Get ec2 instances with filter(s):

Get instance with tag: name=test

aws:
   type: aws_ec2
   properties:
       region: "eu-central-1"
       access_key: "myaccesskey"
       secret_key: "mysecretkey"
   data:
       type: Infra
       name: EC2 Instance
       ec2_filters:
           - Name: tag:Name
             Values:
                 - test

For more examples on filters usage, see http://docs.aws.amazon.com/cli/latest/reference/ec2/describe-instances.html

How to test

With docker:

docker-compose up

Or:

pip install -r requirements.txt
python app.py

More plugins

Adding a plugin is very simple just create a new file in platus/plugins folder.

new_plugin.py:

def login(host, protocol="https", port=443, **kwargs):
    [..]
    return client

def logout(client):
    [...]

def check_health(client, data):
    response = [...]
    status = None
    try:
        if response.status_code == 200:
            status = {"type": data["type"],
                      "name": data["name"],
                      "node": client.host,
                      "state": "operational",
                      "checked": str(datetime.now()),
                      "elapsed": str(response.elapsed)
                     }
        else:
            status = {"type": data["type"],
                      "name": data["name"],
                      "node": client.host,
                      "state": "down",
                      "checked": str(datetime.now()),
                      "elapsed": str(response.elapsed)
                     }
        if status:
            return status
    except Exception as error_msg:

            return {"type": data["type"],
                    "name": data["name"],
                    "node": client.host,
                    "state": "unknown",
                    "checked": str(datetime.now())
                   }

The check_health function must return a dict or a list of dict with following mandatory attributes:

  • type
  • name
  • node
  • state
  • checked

Todo

  • Unit tests

How to contribute

Pull requests are welcome.

  1. Fork the project
  2. Make one or more well commented and clean commits to the repository.
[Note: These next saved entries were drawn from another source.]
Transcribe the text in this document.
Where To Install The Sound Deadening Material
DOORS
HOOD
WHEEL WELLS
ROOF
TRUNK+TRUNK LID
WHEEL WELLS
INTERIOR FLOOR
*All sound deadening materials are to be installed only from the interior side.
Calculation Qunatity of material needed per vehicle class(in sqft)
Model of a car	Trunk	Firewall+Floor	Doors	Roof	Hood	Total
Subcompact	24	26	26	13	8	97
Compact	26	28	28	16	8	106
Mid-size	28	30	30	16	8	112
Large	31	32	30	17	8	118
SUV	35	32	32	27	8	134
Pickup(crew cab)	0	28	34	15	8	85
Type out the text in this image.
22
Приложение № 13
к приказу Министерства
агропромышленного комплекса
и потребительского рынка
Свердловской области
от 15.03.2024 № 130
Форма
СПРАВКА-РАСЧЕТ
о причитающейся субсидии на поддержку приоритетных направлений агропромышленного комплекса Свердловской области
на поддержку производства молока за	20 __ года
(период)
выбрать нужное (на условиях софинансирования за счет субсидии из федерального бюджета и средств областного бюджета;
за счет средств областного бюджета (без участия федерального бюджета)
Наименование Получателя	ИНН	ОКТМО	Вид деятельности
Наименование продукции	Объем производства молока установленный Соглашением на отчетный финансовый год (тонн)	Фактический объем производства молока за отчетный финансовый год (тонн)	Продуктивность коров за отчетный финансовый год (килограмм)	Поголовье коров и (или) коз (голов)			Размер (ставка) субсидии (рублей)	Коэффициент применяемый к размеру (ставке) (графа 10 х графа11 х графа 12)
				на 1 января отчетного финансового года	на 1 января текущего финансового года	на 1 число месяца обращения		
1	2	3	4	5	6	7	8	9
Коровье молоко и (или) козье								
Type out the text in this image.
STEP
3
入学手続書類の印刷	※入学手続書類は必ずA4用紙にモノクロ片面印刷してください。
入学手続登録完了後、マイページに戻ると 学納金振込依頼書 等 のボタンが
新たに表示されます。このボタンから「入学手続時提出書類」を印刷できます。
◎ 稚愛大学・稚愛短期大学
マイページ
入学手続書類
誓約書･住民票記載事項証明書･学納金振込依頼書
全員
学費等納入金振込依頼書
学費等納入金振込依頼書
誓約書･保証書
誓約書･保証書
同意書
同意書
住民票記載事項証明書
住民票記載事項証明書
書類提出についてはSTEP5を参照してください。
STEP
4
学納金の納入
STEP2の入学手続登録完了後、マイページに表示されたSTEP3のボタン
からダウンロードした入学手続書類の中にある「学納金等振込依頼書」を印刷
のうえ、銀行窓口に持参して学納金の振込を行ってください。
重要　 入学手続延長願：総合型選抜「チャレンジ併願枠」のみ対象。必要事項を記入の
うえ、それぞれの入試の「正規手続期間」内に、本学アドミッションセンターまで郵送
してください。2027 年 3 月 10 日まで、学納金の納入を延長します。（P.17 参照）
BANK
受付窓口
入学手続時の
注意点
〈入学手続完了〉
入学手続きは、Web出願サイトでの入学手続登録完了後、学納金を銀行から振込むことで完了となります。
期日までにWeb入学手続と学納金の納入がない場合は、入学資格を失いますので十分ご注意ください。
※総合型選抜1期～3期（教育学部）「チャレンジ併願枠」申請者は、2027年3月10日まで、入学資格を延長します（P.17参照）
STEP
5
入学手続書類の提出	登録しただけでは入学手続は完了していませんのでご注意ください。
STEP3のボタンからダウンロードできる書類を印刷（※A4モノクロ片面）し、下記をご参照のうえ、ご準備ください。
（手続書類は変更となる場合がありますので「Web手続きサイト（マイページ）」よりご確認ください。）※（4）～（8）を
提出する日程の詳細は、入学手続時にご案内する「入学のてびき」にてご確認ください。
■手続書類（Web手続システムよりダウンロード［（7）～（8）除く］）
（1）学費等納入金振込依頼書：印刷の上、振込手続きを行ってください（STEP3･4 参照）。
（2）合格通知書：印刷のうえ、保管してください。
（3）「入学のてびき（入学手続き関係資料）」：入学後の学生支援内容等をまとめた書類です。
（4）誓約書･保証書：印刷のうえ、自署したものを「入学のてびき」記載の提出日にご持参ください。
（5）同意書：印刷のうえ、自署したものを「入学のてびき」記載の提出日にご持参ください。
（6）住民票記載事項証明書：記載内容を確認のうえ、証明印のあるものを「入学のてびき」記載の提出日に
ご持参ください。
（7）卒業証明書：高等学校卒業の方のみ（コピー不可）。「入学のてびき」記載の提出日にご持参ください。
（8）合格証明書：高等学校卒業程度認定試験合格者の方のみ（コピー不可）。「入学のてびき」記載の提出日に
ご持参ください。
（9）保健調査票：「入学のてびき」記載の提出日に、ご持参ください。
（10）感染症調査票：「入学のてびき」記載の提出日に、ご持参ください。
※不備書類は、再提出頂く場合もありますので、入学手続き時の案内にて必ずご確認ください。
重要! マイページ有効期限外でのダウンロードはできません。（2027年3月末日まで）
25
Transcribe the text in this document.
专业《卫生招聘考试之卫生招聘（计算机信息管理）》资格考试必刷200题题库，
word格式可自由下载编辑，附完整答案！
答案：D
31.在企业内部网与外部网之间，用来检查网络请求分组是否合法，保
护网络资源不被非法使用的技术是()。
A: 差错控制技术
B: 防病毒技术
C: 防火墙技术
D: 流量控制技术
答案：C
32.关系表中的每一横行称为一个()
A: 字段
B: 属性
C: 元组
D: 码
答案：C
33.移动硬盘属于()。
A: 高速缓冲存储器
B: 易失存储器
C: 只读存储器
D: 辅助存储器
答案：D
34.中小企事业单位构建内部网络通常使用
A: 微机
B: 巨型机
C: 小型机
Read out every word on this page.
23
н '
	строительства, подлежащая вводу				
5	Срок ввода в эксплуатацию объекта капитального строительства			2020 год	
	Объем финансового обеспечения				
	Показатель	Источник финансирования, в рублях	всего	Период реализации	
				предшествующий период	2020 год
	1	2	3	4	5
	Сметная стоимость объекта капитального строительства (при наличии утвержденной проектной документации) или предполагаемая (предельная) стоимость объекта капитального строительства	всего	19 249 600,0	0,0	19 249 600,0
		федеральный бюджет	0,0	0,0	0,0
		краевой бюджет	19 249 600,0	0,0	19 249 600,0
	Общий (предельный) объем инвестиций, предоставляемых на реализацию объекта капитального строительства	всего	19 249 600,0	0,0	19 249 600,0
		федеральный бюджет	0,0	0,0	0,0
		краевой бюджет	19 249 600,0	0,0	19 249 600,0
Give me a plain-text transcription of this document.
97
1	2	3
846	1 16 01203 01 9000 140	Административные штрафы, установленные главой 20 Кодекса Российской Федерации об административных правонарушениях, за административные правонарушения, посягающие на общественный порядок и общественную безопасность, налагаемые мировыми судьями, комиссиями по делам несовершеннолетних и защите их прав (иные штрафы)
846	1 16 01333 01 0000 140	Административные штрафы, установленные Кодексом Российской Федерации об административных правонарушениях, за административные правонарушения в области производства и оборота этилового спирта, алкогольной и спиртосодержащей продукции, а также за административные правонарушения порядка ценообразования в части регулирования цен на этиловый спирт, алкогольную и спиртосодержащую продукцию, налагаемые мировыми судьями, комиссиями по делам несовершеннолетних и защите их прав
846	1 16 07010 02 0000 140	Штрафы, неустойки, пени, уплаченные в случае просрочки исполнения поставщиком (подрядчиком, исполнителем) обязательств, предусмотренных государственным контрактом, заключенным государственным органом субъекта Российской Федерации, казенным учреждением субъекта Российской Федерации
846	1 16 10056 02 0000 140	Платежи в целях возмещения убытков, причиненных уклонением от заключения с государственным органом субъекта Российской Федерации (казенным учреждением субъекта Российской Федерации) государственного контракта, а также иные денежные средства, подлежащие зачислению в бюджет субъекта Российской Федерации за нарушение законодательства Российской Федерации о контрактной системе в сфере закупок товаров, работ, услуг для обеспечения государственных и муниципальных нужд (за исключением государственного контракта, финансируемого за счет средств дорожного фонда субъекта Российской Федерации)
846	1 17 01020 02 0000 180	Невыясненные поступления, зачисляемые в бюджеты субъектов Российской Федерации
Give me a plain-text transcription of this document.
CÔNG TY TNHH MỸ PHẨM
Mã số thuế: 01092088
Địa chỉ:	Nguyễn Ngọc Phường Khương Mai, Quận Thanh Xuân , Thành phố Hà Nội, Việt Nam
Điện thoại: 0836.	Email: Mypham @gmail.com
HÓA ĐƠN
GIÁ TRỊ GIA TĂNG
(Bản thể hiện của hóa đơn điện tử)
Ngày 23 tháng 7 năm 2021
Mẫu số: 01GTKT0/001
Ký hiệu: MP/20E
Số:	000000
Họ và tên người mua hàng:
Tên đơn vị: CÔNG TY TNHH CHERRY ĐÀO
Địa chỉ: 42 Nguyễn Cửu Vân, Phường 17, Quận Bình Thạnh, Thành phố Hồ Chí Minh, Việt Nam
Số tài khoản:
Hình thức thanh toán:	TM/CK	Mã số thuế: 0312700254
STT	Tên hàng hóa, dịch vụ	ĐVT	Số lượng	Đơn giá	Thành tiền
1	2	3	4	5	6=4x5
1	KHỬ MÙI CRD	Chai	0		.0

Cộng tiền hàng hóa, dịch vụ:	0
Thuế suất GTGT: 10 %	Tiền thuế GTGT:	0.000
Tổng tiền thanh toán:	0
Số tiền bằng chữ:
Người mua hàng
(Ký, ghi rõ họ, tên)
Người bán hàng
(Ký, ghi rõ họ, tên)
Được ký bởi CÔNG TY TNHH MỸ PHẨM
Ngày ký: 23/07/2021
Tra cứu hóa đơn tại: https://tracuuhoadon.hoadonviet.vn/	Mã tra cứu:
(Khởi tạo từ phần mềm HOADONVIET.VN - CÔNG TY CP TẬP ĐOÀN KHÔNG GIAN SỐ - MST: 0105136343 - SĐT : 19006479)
You can make a new branch here if you are modifying more than one part or feature.
  3. Perform a pull request

Contributors

License

Copyright 2016 - François Gouteroux <http://fgouteroux.github.io>

Licensed under the Apache License, Version 2.0 (the "License"); you may not use this file except in compliance with the License. You may obtain a copy of the License at

http://www.apache.org/licenses/LICENSE-2.0

Unless required by applicable law or agreed to in writing, software distributed under the License is distributed on an "AS IS" BASIS, WITHOUT WARRANTIES OR CONDITIONS OF ANY KIND, either express or implied. See the License for the specific language governing permissions and limitations under the License.